I’m afraid this service would be as long as a Mexican service if I fully explain how all these meals relate to this central practice of the Christian faith—holy communion.  You’ll have to read the whole gospel, for yourself, paying attention to these meals. For now, you can take my word for it that each meal turns the people’s expectations upside down.  Jesus welcomes everyone, includes everyone, and challenges each of us to do the same.  When people eat with Jesus, they are either transformed by his generosity with acts of discipleship themselves, or they resist Jesus’ extravagant grace, and by doing so exclude themselves from his welcome table. 

It’s not just in the meal stories, though, that Luke pounds this theme home.  Jesus welcomes sinners and he tells stories about the sick and the lost and the overlooked.  The stories of the lost sheep, the lost coin, and the lost prodigal son end with the very same words as our gospel for today:  “The son of man has come to seek and to save that which is lost.”

There is a red thread that runs through the whole fabric of the scriptures.  There is a movement through the centuries toward wholeness, a spiral of truth through each generation, each family, each life, each person, each community of faith from exclusion to inclusion, from uptight legalism to extravagant grace and joyful response, from rigid ceremony and sacrifice to justice and peace. 

I recently came across a poster created by Bixby Knolls United Church of Christ.  I think it fits in very well with the message of our gospel.

The poster reads like this. 

THE BIBLE IS CLEAR: Moabites are bad.  They were not to be allowed to dwell among God’s people (Dt. 23).  BUT THEN comes the story of “Ruth the Moabite,” which challenges the prejudice against Moabites.

THE BIBLE IS CLEAR:  People from Uz are evil (Jer.25).  BUT THEN comes the story of Job, a man from Uz who was the “most blameless man on earth.” 

THE BIBLE IS CLEAR:  No foreigners or eunuchs allowed. (Dt. 23) BUT THEN come the story of an African eunuch welcomed into the church (Acts 8).

THE BIBLE IS CLEAR:  God’s people hated Samaritans.  BUT THEN Jesus tells a story that shows not all Samaritans were bad. 

THE STORY MAY BEGIN with prejudice, discrimination, & animosity but the Spirit moves God’s people toward openness, welcome, inclusion, acceptance, & affirmation.
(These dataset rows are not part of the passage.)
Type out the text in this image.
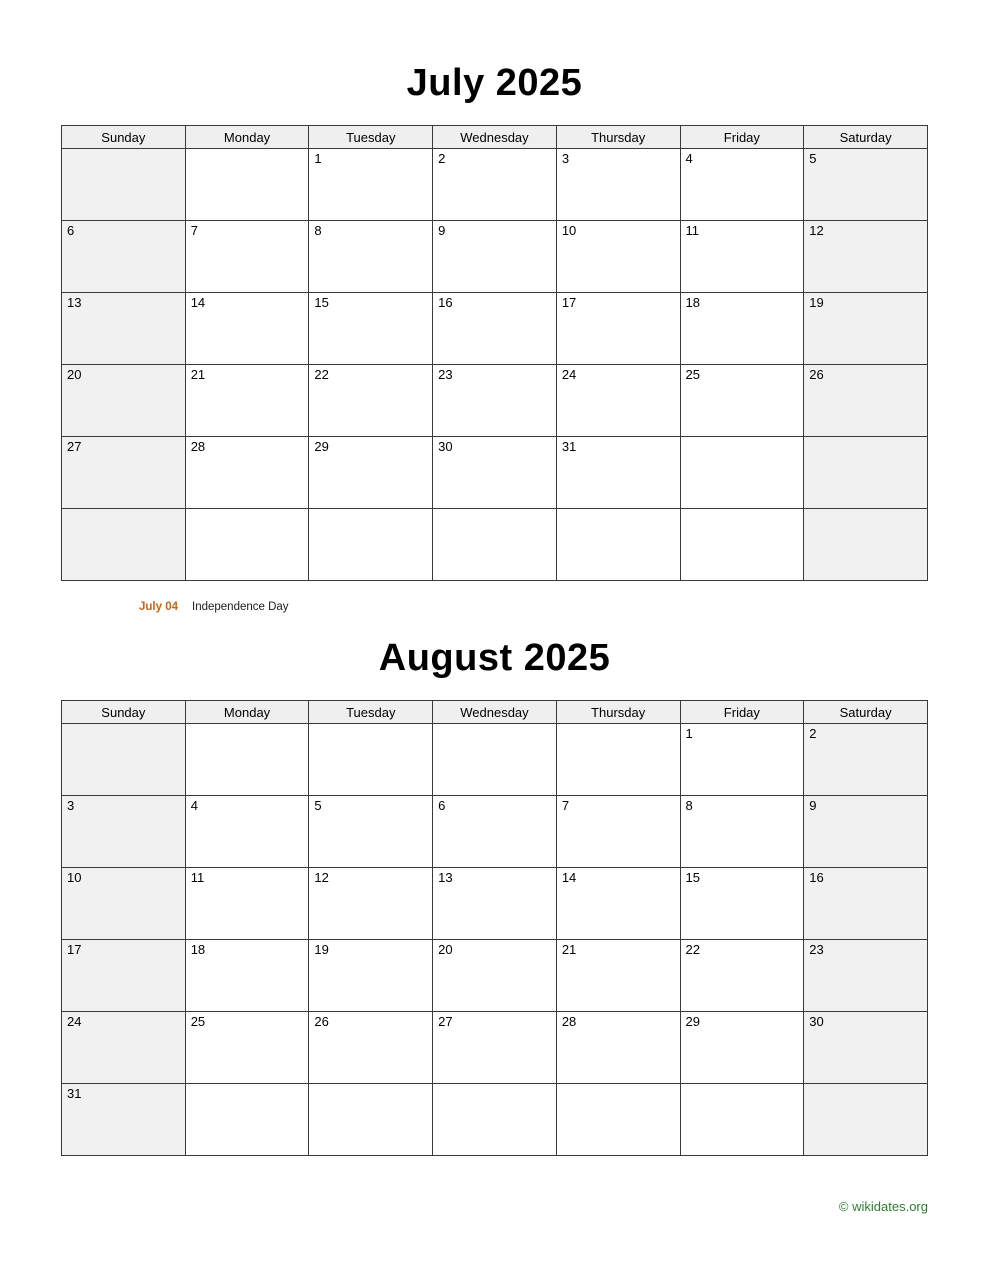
July 2025
Sunday	Monday	Tuesday	Wednesday	Thursday	Friday	Saturday

		1	2	3	4	5

6	7	8	9	10	11	12

13	14	15	16	17	18	19

20	21	22	23	24	25	26

27	28	29	30	31		

July 04 Independence Day
August 2025
Sunday	Monday	Tuesday	Wednesday	Thursday	Friday	Saturday

					1	2

3	4	5	6	7	8	9

10	11	12	13	14	15	16

17	18	19	20	21	22	23

24	25	26	27	28	29	30

31						

© wikidates.org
We started out today with a wee little song about a wee little man, and we’ve dug deep into the structure of Luke’s gospel and even a bit into the long historic arc of scripture that bends toward repentance, forgiveness and reconciliation.  As we come to the table of our Lord, we, like all those he encountered on his journeys to Jerusalem, are invited to take and eat, to be transformed, to be found. And we are sent out from here to reach with open arms, to welcome and invite others into this grace we know.